81 Views Asked by At

Say I have some analysis that spits out a wide-form pandas dataframe with a multiindex on the index and columns. Depending on the analysis parameters, the number of columns may change. What is the best design pattern to use to store the outputs in a datajoint table? The following come to mind, each with pros and cons

  1. Reshape to long-form and store single entries with index x column levels as primary keys
  • Pros: Preserves the ability to query/constrain based on both index and columns
  • Cons: Each analysis would insert millions of rows to the table, and I may have to do hundreds of such analyses. Even adding this many rows seems to take several minutes per dataframe, and queries become slow
  1. Keep as wide-form and store single rows as longblob with just index levels as primary keys
  • Pros: Retain ability to query based on index levels, results in tables with a more reasonable number of rows
  • Cons: Loses the ability to query based on column levels, the columns would then also have to be stored somewhere to be able to reconstruct the original dataframes. Since dataframes with different numbers of columns need to be stored in the same table, it is not feasible to explicitly encode all the columns in the table definition
  1. Store the dataframe itself as e.g. an h5 and store it in the database simply as a filepath or as an attachment
  • Pros: Does not result in large databases, simple to implement
  • Cons: Does not really feel in the "spirit" of datajoint, lose the ability to perform constraints or queries

Are there any designs or pros/cons I haven't thought of?

1

There are 1 best solutions below

3
Dimitri Yatsenko On

Before providing a more specific answer, let's establish a few basics (also known as normal forms).

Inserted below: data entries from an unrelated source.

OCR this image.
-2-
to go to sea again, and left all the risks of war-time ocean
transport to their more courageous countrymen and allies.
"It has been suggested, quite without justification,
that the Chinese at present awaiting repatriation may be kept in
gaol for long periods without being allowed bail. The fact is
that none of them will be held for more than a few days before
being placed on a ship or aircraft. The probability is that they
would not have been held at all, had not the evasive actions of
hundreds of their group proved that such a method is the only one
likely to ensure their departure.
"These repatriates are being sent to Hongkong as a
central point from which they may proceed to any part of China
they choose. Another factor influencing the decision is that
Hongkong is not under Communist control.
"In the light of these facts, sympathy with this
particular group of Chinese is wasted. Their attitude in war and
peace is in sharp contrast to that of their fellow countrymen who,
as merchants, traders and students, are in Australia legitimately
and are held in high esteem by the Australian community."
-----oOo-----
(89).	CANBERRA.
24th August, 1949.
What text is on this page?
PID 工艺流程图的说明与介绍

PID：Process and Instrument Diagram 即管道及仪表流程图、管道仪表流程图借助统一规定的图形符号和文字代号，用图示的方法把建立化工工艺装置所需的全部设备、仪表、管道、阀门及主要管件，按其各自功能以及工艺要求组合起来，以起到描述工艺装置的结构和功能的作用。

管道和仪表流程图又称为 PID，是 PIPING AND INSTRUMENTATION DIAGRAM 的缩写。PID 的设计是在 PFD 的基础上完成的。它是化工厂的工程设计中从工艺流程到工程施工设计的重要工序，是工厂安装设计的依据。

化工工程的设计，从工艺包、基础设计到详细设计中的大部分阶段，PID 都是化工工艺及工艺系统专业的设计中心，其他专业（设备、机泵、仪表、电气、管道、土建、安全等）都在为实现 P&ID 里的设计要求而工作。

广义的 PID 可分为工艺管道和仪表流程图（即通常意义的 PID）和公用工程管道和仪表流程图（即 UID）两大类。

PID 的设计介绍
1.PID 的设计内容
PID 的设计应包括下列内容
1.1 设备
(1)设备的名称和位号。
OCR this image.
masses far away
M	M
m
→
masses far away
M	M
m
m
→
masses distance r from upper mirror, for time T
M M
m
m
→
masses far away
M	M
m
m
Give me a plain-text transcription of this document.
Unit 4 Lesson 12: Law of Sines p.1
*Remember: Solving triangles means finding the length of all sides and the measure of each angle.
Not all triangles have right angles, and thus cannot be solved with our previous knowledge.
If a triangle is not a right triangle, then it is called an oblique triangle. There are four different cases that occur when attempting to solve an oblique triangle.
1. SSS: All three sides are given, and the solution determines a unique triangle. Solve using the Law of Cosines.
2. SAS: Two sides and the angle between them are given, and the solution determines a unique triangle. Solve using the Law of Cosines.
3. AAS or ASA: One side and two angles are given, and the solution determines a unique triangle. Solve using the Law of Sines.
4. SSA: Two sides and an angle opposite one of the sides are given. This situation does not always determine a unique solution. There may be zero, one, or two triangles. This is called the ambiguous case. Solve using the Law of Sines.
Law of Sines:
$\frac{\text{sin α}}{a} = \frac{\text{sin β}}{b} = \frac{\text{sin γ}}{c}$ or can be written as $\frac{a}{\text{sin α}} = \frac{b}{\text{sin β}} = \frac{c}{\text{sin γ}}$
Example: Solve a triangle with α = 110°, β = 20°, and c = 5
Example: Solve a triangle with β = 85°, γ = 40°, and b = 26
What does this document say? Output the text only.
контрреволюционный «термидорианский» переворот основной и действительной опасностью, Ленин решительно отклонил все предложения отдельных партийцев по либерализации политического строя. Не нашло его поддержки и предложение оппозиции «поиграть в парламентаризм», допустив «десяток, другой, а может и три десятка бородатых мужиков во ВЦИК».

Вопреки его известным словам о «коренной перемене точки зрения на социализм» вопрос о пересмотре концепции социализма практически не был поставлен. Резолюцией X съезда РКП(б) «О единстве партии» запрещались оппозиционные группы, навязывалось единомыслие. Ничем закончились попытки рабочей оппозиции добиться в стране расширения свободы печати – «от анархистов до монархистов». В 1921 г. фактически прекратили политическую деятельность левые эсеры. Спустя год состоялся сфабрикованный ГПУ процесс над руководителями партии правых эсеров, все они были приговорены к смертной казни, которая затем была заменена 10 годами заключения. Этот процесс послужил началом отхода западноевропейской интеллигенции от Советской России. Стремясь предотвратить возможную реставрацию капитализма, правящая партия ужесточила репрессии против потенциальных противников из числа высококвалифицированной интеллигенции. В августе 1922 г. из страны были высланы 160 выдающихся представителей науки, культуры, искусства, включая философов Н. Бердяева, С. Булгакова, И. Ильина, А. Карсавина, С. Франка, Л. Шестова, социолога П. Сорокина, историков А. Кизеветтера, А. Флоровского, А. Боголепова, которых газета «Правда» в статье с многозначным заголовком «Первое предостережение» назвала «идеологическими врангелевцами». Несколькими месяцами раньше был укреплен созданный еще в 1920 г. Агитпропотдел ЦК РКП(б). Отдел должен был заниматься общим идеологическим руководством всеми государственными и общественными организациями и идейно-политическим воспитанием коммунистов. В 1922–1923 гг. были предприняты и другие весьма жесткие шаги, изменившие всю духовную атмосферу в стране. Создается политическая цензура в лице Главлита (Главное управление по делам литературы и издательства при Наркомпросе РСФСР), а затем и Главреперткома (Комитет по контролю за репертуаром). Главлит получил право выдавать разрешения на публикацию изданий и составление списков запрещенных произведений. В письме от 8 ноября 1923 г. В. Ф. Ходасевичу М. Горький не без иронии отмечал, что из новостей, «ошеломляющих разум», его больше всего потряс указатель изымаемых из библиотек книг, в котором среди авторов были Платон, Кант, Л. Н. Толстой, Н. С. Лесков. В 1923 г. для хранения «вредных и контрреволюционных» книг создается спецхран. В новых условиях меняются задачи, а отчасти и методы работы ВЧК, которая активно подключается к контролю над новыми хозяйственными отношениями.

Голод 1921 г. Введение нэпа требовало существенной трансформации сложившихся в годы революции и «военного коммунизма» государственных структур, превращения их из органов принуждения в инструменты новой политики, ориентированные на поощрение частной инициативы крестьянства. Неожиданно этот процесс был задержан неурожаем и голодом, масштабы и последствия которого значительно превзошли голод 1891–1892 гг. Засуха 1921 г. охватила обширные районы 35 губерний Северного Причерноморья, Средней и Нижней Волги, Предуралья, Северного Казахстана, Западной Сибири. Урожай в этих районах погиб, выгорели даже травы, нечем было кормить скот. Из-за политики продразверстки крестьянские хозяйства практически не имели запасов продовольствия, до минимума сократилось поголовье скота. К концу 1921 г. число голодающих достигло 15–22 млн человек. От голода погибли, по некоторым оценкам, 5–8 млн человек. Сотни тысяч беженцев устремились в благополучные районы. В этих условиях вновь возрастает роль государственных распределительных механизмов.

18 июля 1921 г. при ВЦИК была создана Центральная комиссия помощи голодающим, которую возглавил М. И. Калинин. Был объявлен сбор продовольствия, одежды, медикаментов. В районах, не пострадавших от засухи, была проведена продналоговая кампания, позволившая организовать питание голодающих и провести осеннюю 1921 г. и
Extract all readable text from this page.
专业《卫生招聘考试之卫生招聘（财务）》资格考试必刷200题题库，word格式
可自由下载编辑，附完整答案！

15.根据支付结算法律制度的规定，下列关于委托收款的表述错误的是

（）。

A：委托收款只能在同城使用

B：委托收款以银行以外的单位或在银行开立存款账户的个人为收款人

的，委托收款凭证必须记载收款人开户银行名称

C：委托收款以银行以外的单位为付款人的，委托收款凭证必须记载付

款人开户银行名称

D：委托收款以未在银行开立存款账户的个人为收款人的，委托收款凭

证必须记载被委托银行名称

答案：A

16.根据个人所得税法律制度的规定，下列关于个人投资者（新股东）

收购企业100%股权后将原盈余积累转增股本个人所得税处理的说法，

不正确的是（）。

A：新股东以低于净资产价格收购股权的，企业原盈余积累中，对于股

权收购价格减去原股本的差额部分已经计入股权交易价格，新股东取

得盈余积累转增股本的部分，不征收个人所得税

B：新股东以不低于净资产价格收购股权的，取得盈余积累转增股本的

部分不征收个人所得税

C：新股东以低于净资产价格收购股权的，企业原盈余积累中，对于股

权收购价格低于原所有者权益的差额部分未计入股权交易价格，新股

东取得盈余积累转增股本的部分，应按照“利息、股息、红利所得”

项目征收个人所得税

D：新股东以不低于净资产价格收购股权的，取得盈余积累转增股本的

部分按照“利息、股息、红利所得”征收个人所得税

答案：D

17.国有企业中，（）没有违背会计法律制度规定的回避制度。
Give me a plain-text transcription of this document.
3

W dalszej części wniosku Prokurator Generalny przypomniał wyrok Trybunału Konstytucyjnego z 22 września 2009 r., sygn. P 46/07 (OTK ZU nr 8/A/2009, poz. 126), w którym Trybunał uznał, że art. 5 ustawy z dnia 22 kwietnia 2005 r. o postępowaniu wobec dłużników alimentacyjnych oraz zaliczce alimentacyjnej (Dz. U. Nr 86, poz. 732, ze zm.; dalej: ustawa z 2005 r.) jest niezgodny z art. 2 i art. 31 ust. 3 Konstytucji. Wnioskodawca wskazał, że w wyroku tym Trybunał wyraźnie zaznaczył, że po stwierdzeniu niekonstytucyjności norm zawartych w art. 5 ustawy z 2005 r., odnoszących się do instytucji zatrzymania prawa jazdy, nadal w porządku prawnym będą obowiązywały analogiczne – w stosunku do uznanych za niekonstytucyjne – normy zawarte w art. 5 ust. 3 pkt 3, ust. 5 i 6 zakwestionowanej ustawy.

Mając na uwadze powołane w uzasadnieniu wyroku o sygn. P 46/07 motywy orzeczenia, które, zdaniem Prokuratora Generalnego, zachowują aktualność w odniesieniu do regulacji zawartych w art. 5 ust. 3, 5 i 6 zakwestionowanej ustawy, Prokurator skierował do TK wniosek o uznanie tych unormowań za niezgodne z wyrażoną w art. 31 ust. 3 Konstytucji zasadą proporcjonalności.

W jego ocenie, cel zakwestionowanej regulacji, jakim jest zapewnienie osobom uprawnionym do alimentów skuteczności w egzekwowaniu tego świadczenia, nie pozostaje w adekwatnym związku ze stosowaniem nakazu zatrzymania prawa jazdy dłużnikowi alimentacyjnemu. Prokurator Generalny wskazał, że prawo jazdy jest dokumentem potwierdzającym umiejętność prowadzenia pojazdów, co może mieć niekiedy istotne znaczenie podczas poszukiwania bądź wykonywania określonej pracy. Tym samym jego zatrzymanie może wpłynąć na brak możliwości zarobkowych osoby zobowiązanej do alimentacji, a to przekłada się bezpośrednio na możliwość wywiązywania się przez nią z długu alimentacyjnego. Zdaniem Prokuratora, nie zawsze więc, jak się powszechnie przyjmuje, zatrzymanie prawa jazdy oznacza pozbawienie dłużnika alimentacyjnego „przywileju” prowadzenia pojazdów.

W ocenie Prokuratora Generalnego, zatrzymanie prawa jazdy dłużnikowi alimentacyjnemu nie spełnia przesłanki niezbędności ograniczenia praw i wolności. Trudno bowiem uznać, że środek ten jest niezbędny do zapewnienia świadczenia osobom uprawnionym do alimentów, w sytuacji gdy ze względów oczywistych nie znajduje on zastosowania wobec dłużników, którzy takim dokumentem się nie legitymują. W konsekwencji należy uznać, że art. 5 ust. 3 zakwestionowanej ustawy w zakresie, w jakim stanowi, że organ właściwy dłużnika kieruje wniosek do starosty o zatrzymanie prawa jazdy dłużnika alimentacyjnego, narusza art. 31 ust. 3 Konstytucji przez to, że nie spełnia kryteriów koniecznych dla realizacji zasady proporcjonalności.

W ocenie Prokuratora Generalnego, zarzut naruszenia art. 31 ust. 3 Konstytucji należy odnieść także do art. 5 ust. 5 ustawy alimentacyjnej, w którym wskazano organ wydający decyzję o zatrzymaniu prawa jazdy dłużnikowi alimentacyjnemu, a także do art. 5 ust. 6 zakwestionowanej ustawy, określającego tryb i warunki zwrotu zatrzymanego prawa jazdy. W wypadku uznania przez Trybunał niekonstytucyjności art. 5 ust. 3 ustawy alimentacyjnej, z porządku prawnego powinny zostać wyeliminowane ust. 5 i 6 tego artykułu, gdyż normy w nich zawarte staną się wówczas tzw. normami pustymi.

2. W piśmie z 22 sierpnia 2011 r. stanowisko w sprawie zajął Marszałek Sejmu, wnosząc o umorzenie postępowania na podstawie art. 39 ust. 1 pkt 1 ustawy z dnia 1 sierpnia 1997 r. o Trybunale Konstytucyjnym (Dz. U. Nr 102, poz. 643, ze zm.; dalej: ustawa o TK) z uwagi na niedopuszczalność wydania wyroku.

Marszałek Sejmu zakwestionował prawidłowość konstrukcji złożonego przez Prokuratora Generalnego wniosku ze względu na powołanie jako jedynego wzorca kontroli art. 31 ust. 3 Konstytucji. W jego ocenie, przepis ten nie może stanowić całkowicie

DataJoint implements the relational data model. Under the relational model, complex dataframes of the type you described require normalization into multiple related tables related to each other through their primary keys and foreign keys.

Each table will represent a single entity class: Units and Trials will be represented in separate tables.

All entities in a given table will have the same attributes (columns). They will be uniquely identified by the same attribute(s) comprising the primary key.

In addition to the primary key, tables may have additional secondary indexes to accelerate queries.

If you already knew about normalization, we can talk how about to normalize your design. If not, we can refer you to a quick tutorial.